“公主不可啊?”顾丞相见宇文惠把刀架在了自己脖子上,顿时吓得腿都软了三分。
此时就是在生气,也并未失去理智。
别说今日之事本就是自家理亏,就是公主真的有什么过错,就算公主当真有错,也轮不到他们顾家置喙半分。
顾相知道方才自己失言,于是连忙找补道:“公主,你先放下刀,今日都是这个贱婢蓄意勾引,依我看,怕是砚之喝的那汤里,想必不干净。”
“你该了解你砚之哥哥才是,他若真有这番心思,岂会等到今日。”
“公主您消消气,你放心,今日的事儿,爹给你做主。”
世人皆知顾丞相在京中是出了名的老谋深算。
这不短短片刻,他字字避重就轻,将整场风波的过错全盘扣在了丫鬟头上
期间非但半句不曾提起自己夫人,更是句句替自己儿子开脱。
他满口应承,口口声声说要给宇文惠一个说法,可这所谓的说法,也不过只是用那个贱婢的一条命,将这件事儿大事化小,小事化了。
宇文惠听了他的话,只觉虚伪至极。
就在两人对峙间,门外的小厮,匆匆忙忙跑进来,大声喊道:“相爷,雍王殿下和靖王殿下都到了,此刻二人的马车就停在大门口。

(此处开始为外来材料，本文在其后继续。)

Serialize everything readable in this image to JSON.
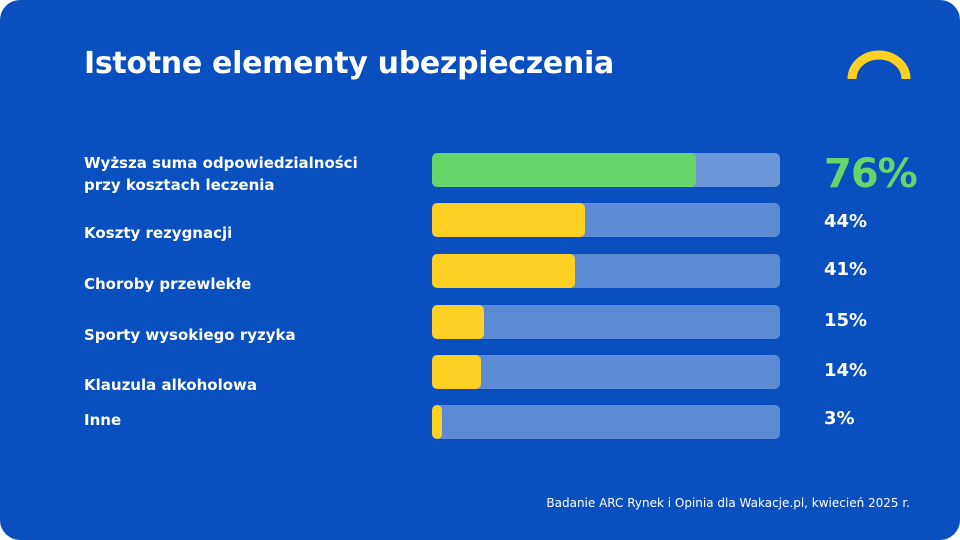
{
  "title": "Istotne elementy ubezpieczenia",
  "source": "Badanie ARC Rynek i Opinia dla Wakacje.pl, kwiecień 2025 r.",
  "colors": {
    "background": "#0a4fbf",
    "bar": "#fdd023",
    "highlight": "#66d66a",
    "track": "#5b8bd4",
    "logo": "#fdd023"
  },
  "logo": {
    "icon": "yellow-arc-logo-icon"
  },
  "chart_data": {
    "type": "bar",
    "orientation": "horizontal",
    "categories": [
      "Wyższa suma odpowiedzialności\nprzy kosztach leczenia",
      "Koszty rezygnacji",
      "Choroby przewlekłe",
      "Sporty wysokiego ryzyka",
      "Klauzula alkoholowa",
      "Inne"
    ],
    "values": [
      76,
      44,
      41,
      15,
      14,
      3
    ],
    "value_labels": [
      "76%",
      "44%",
      "41%",
      "15%",
      "14%",
      "3%"
    ],
    "highlighted_index": 0,
    "xlim": [
      0,
      100
    ],
    "title": "Istotne elementy ubezpieczenia",
    "grid": false
  }
}
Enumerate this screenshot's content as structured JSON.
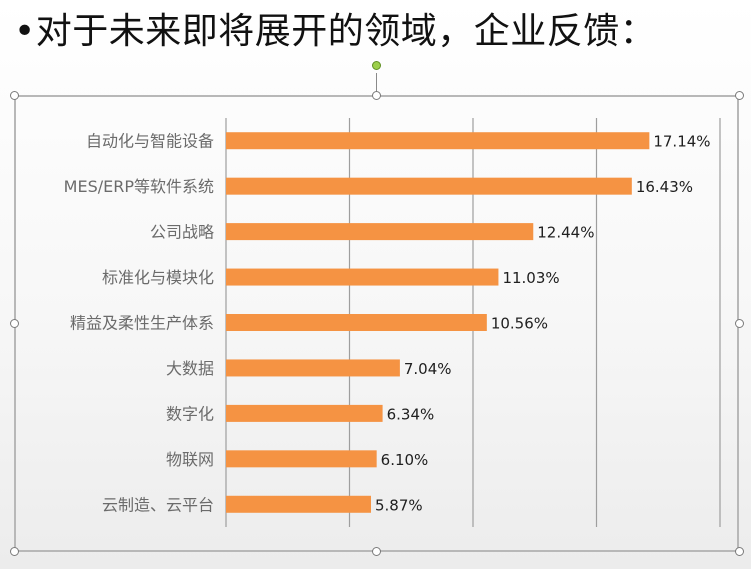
{
  "slide": {
    "title": "•对于未来即将展开的领域，企业反馈："
  },
  "chart_data": {
    "type": "bar",
    "orientation": "horizontal",
    "categories": [
      "自动化与智能设备",
      "MES/ERP等软件系统",
      "公司战略",
      "标准化与模块化",
      "精益及柔性生产体系",
      "大数据",
      "数字化",
      "物联网",
      "云制造、云平台"
    ],
    "values": [
      17.14,
      16.43,
      12.44,
      11.03,
      10.56,
      7.04,
      6.34,
      6.1,
      5.87
    ],
    "value_labels": [
      "17.14%",
      "16.43%",
      "12.44%",
      "11.03%",
      "10.56%",
      "7.04%",
      "6.34%",
      "6.10%",
      "5.87%"
    ],
    "unit": "%",
    "xlim": [
      0,
      20
    ],
    "x_gridlines": [
      0,
      5,
      10,
      15,
      20
    ],
    "grid": true,
    "bar_color": "#f59343",
    "grid_color": "#9e9e9e",
    "label_color": "#6b6b6b",
    "value_label_color": "#202020",
    "legend": false
  },
  "selection": {
    "handle_icon": "circle-handle-icon",
    "rotate_icon": "green-rotate-handle-icon"
  }
}
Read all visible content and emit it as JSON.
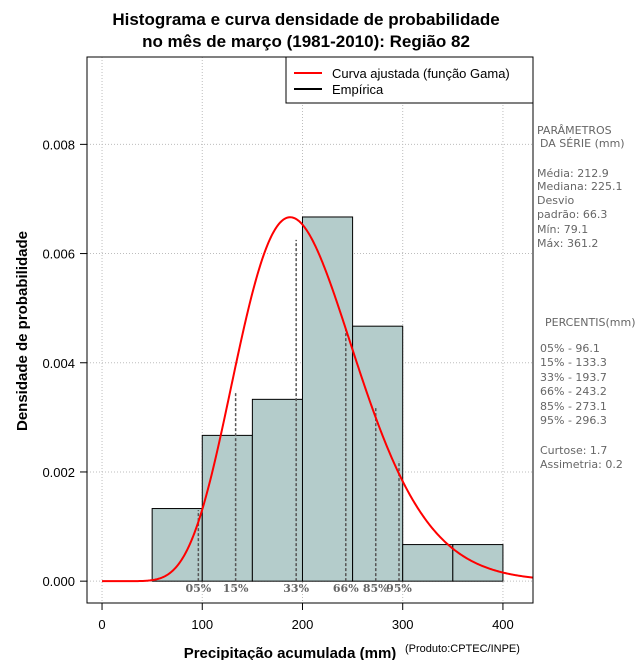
{
  "chart_data": {
    "type": "histogram",
    "title_lines": [
      "Histograma e curva densidade de probabilidade",
      "no mês de março (1981-2010): Região 82"
    ],
    "xlabel": "Precipitação acumulada (mm)",
    "ylabel": "Densidade de probabilidade",
    "credit": "(Produto:CPTEC/INPE)",
    "xlim": [
      -15,
      430
    ],
    "ylim": [
      -0.0004,
      0.0096
    ],
    "x_ticks": [
      0,
      100,
      200,
      300,
      400
    ],
    "x_tick_labels": [
      "0",
      "100",
      "200",
      "300",
      "400"
    ],
    "y_ticks": [
      0.0,
      0.002,
      0.004,
      0.006,
      0.008
    ],
    "y_tick_labels": [
      "0.000",
      "0.002",
      "0.004",
      "0.006",
      "0.008"
    ],
    "grid": true,
    "bins": [
      {
        "start": 50,
        "end": 100,
        "density": 0.00133
      },
      {
        "start": 100,
        "end": 150,
        "density": 0.00267
      },
      {
        "start": 150,
        "end": 200,
        "density": 0.00333
      },
      {
        "start": 200,
        "end": 250,
        "density": 0.00667
      },
      {
        "start": 250,
        "end": 300,
        "density": 0.00467
      },
      {
        "start": 300,
        "end": 350,
        "density": 0.00067
      },
      {
        "start": 350,
        "end": 400,
        "density": 0.00067
      }
    ],
    "bar_color": "#b4cccb",
    "curve": {
      "name": "Curva ajustada (função Gama)",
      "color": "#ff0000",
      "distribution": "gamma",
      "shape": 11.0,
      "scale": 18.77,
      "x_range": [
        0,
        430
      ]
    },
    "percentiles": [
      {
        "label": "05%",
        "value": 96.1,
        "density": 0.0013
      },
      {
        "label": "15%",
        "value": 133.3,
        "density": 0.00345
      },
      {
        "label": "33%",
        "value": 193.7,
        "density": 0.00625
      },
      {
        "label": "66%",
        "value": 243.2,
        "density": 0.0046
      },
      {
        "label": "85%",
        "value": 273.1,
        "density": 0.0032
      },
      {
        "label": "95%",
        "value": 296.3,
        "density": 0.0022
      }
    ],
    "legend": {
      "position": "top-right",
      "entries": [
        {
          "label": "Curva ajustada (função Gama)",
          "color": "#ff0000"
        },
        {
          "label": "Empírica",
          "color": "#000000"
        }
      ]
    },
    "side_panel": {
      "params_title_1": "PARÂMETROS",
      "params_title_2": "DA SÉRIE (mm)",
      "params_lines": [
        "Média:  212.9",
        "Mediana:  225.1",
        "Desvio",
        "padrão:  66.3",
        "Mín:  79.1",
        "Máx:  361.2"
      ],
      "percentis_title": "PERCENTIS(mm)",
      "percentis_lines": [
        "05% -  96.1",
        "15% -  133.3",
        "33% -  193.7",
        "66% -  243.2",
        "85% -  273.1",
        "95% -  296.3"
      ],
      "extra_lines": [
        "Curtose:  1.7",
        "Assimetria:  0.2"
      ]
    }
  }
}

”
相府大门外,宇文澈一下马车,抬眼便望见不远处棋生搀扶着宇文谨走下了另一驾马车。
他虽心下诧异,面上却是不动声色。
“皇兄。” 他上前拱手,向宇文谨行个见礼。
此时此刻,身后的贺兰朵颜已经僵在原地,她整个人缩在宇文澈身后,恨不能此刻立马消失。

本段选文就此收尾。